Pimelodina flavipinnis
- Conservation status: Least Concern (IUCN 3.1)

Scientific classification
- Kingdom: Animalia
- Phylum: Chordata
- Class: Actinopterygii
- Order: Siluriformes
- Family: Pimelodidae
- Genus: Pimelodina Steindachner, 1876
- Species: P. flavipinnis
- Binomial name: Pimelodina flavipinnis Steindachner, 1876
- Synonyms: Pimelodina nasus C. H. Eigenmann & Eigenmann, 1888

= Pimelodina flavipinnis =

- Genus: Pimelodina
- Species: flavipinnis
- Authority: Steindachner, 1876
- Conservation status: LC
- Synonyms: Pimelodina nasus, C. H. Eigenmann & Eigenmann, 1888
- Parent authority: Steindachner, 1876

Species of fish

Pimelodina flavipinnis is the only species of the genus Pimelodina of the family Pimelodidae of catfish (order Siluriformes).

==Distribution==
P. flavipinnis occurs in the Amazon River from the Capim River to the Ucayali River and at least the lower reaches of Amazonian tributaries such as the Rio Negro and Madeira River.

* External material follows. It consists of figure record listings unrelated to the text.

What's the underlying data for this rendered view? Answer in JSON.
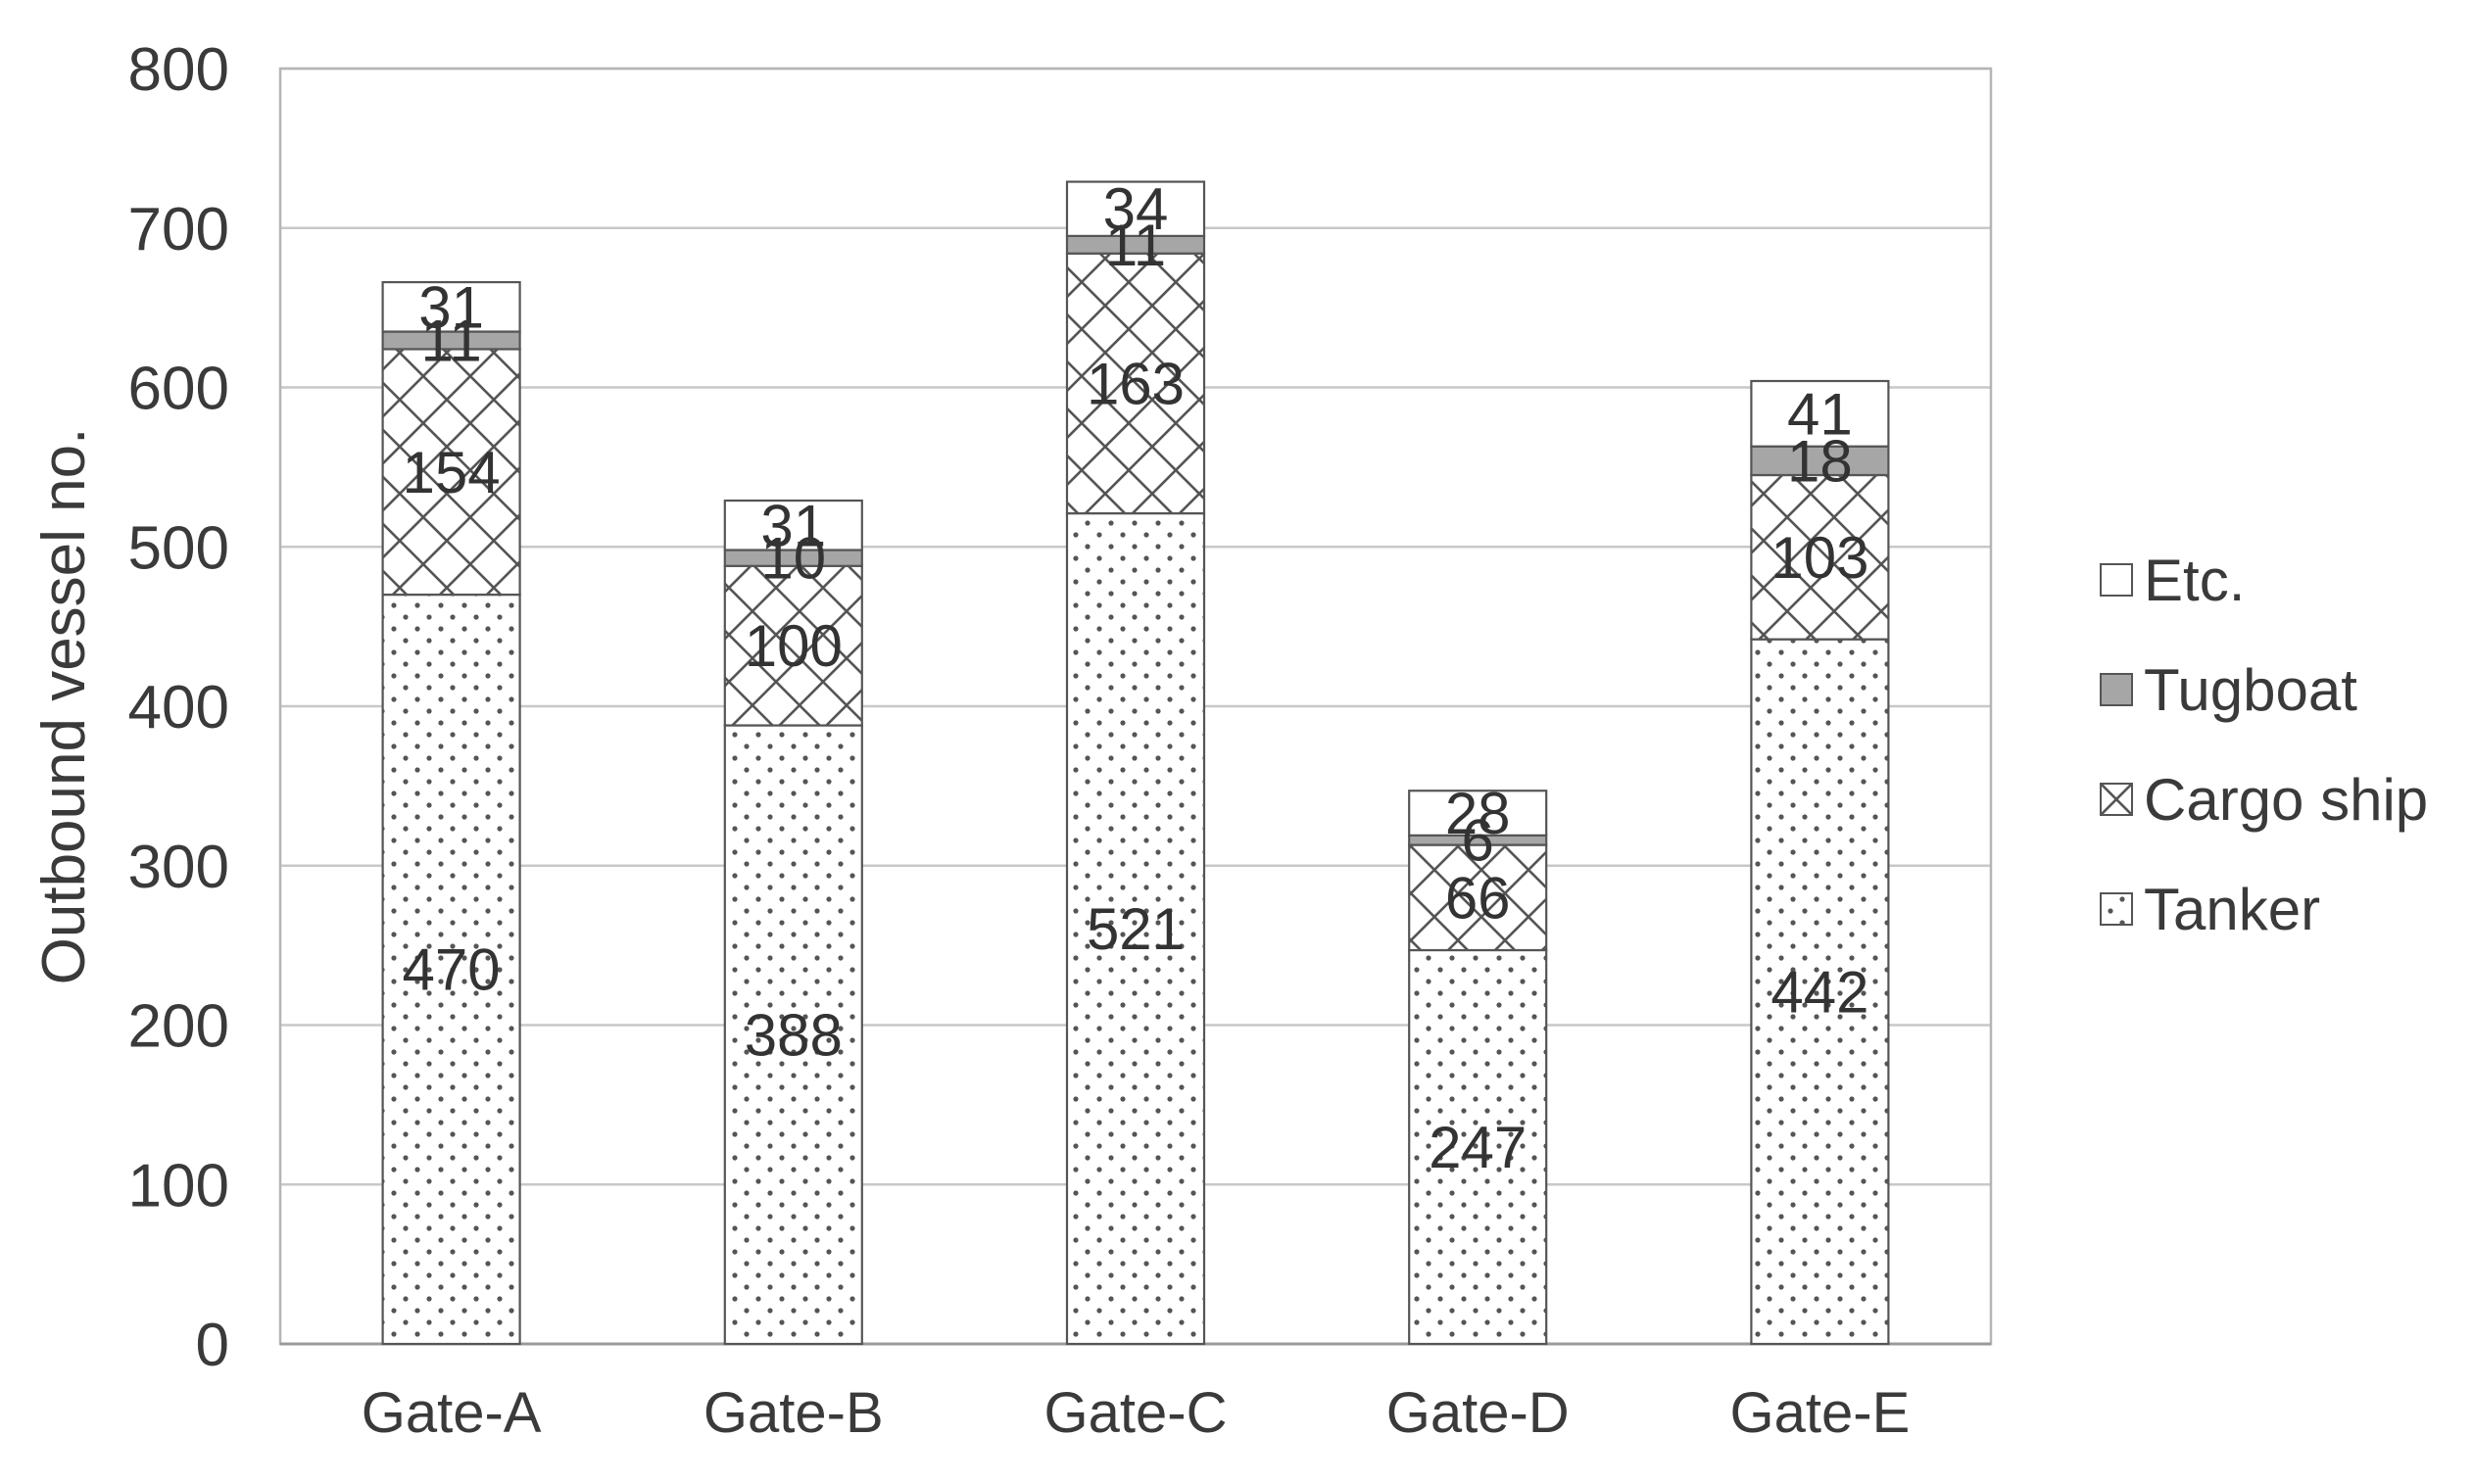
{
  "chart_data": {
    "type": "bar",
    "stacked": true,
    "title": "",
    "xlabel": "",
    "ylabel": "Outbound vessel no.",
    "ylim": [
      0,
      800
    ],
    "yticks": [
      0,
      100,
      200,
      300,
      400,
      500,
      600,
      700,
      800
    ],
    "grid": true,
    "legend_position": "right",
    "categories": [
      "Gate-A",
      "Gate-B",
      "Gate-C",
      "Gate-D",
      "Gate-E"
    ],
    "series": [
      {
        "name": "Tanker",
        "pattern": "dots",
        "values": [
          470,
          388,
          521,
          247,
          442
        ]
      },
      {
        "name": "Cargo ship",
        "pattern": "crosshatch",
        "values": [
          154,
          100,
          163,
          66,
          103
        ]
      },
      {
        "name": "Tugboat",
        "pattern": "solid-gray",
        "color": "#a6a6a6",
        "values": [
          11,
          10,
          11,
          6,
          18
        ]
      },
      {
        "name": "Etc.",
        "pattern": "blank",
        "color": "#ffffff",
        "values": [
          31,
          31,
          34,
          28,
          41
        ]
      }
    ],
    "legend_order": [
      "Etc.",
      "Tugboat",
      "Cargo ship",
      "Tanker"
    ]
  }
}
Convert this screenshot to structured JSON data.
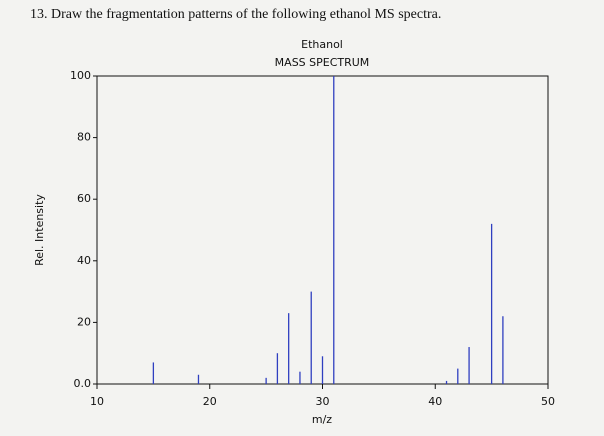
{
  "heading": "13. Draw the fragmentation patterns of the following ethanol MS spectra.",
  "chart_data": {
    "type": "bar",
    "title": "Ethanol",
    "subtitle": "MASS SPECTRUM",
    "x_label": "m/z",
    "y_label": "Rel. Intensity",
    "x": [
      15,
      19,
      25,
      26,
      27,
      28,
      29,
      30,
      31,
      41,
      42,
      43,
      45,
      46
    ],
    "values": [
      7,
      3,
      2,
      10,
      23,
      4,
      30,
      9,
      100,
      1,
      5,
      12,
      52,
      22
    ],
    "color": "#2f3fc0",
    "xlim": [
      10,
      50
    ],
    "xticks": [
      10,
      20,
      30,
      40,
      50
    ],
    "ylim": [
      0,
      100
    ],
    "yticks": [
      {
        "value": 0,
        "label": "0.0"
      },
      20,
      40,
      60,
      80,
      100
    ],
    "grid": false
  }
}
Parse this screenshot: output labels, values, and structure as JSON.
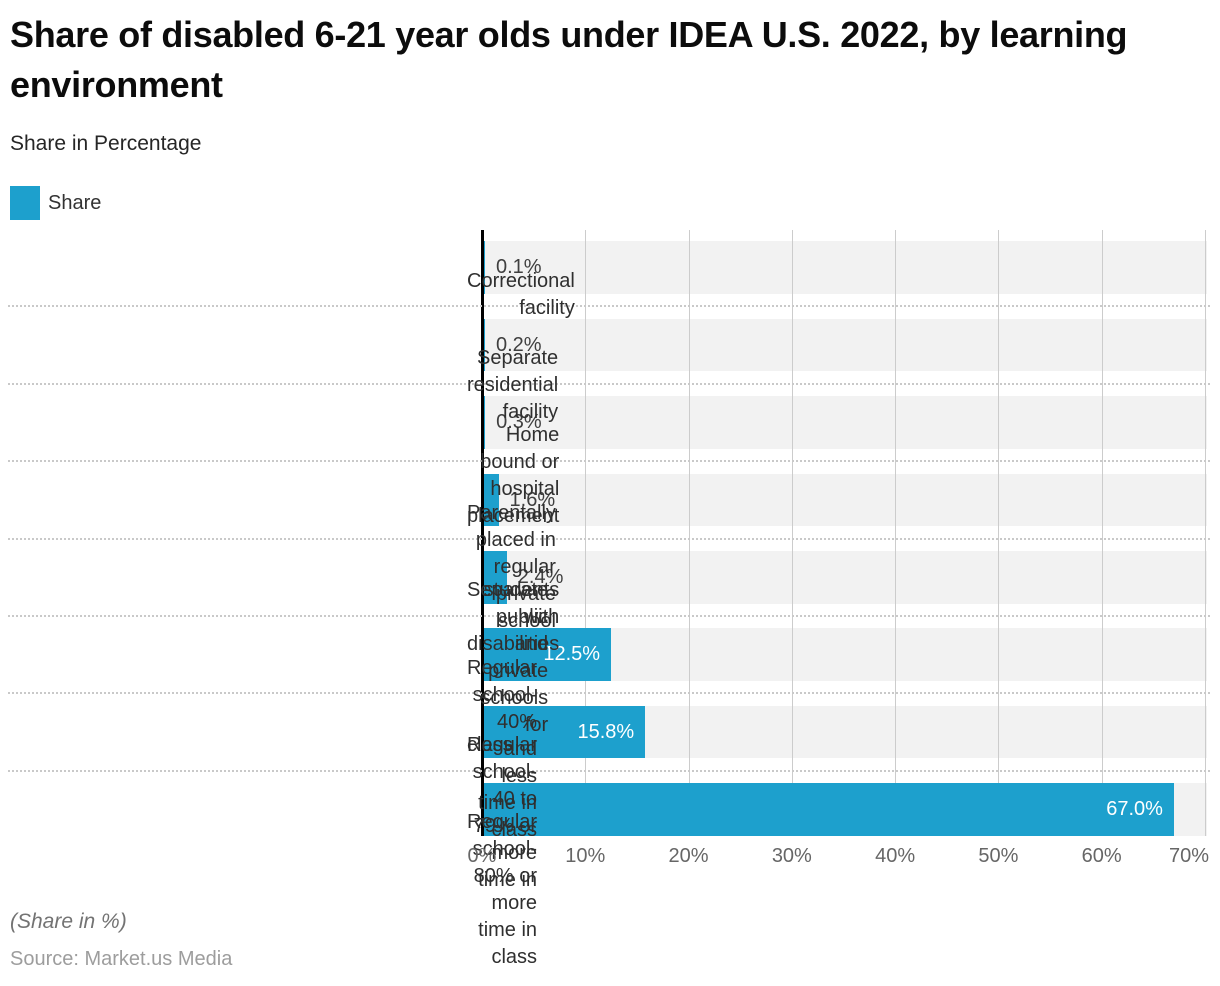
{
  "chart_data": {
    "type": "bar",
    "orientation": "horizontal",
    "title": "Share of disabled 6-21 year olds under IDEA U.S. 2022, by learning environment",
    "subtitle": "Share in Percentage",
    "legend": {
      "position": "top-left",
      "entries": [
        "Share"
      ]
    },
    "categories": [
      "Correctional facility",
      "Separate residential facility",
      "Home bound or hospital placement",
      "Parentally placed in regular private school",
      "Separate public and private schools for students with disabilities",
      "Regular school- 40% and less time in class",
      "Regular school- 40 to 79% or more time in class",
      "Regular school- 80% or more time in class"
    ],
    "category_display_lines": [
      [
        "Correctional facility"
      ],
      [
        "Separate residential facility"
      ],
      [
        "Home bound or hospital placement"
      ],
      [
        "Parentally placed in regular private school"
      ],
      [
        "Separate public and private schools for",
        "students with disabilities"
      ],
      [
        "Regular school- 40% and less time in class"
      ],
      [
        "Regular school- 40 to 79% or more time in",
        "class"
      ],
      [
        "Regular school- 80% or more time in class"
      ]
    ],
    "series": [
      {
        "name": "Share",
        "color": "#1da0cd",
        "values": [
          0.1,
          0.2,
          0.3,
          1.6,
          2.4,
          12.5,
          15.8,
          67.0
        ]
      }
    ],
    "value_labels": [
      "0.1%",
      "0.2%",
      "0.3%",
      "1.6%",
      "2.4%",
      "12.5%",
      "15.8%",
      "67.0%"
    ],
    "x_axis": {
      "min": 0,
      "max": 70.2,
      "tick_values": [
        0,
        10,
        20,
        30,
        40,
        50,
        60,
        70
      ],
      "tick_labels": [
        "0%",
        "10%",
        "20%",
        "30%",
        "40%",
        "50%",
        "60%",
        "70%"
      ],
      "grid": true
    },
    "footnote": "(Share in %)",
    "source": "Source: Market.us Media",
    "colors": {
      "bar": "#1da0cd",
      "row_band": "#f2f2f2",
      "gridline": "#cccccc",
      "separator": "#c9c9c9",
      "axis_line": "#000000",
      "value_label_inside": "#ffffff",
      "value_label_outside": "#3f3f3f"
    }
  }
}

It also can be found from the Orinoco River basin. It may also be widely distributed in the Llanos of Venezuela.

==Description==
P. flavipinnis grows to a length of about 34 cm SL. There are three pairs of barbels, one pair maxillary and two pairs under the chin. This species has a highly variable coloration.

==Ecology==
P. flavipinnis is found in lagoons. These fish migrate upriver during June and July. This species likely feeds through suction on the benthos. Seeds and coarse sand grains were found in the stomach of one specimen, while another had a stomach full of aquatic insects.

==Relationship to humans==
P. flavipinnis is a food fish. In central Brazil they are caught by commercial fishermen through the use of lampara seines. They are also exploited as they migrate upstream during June and July.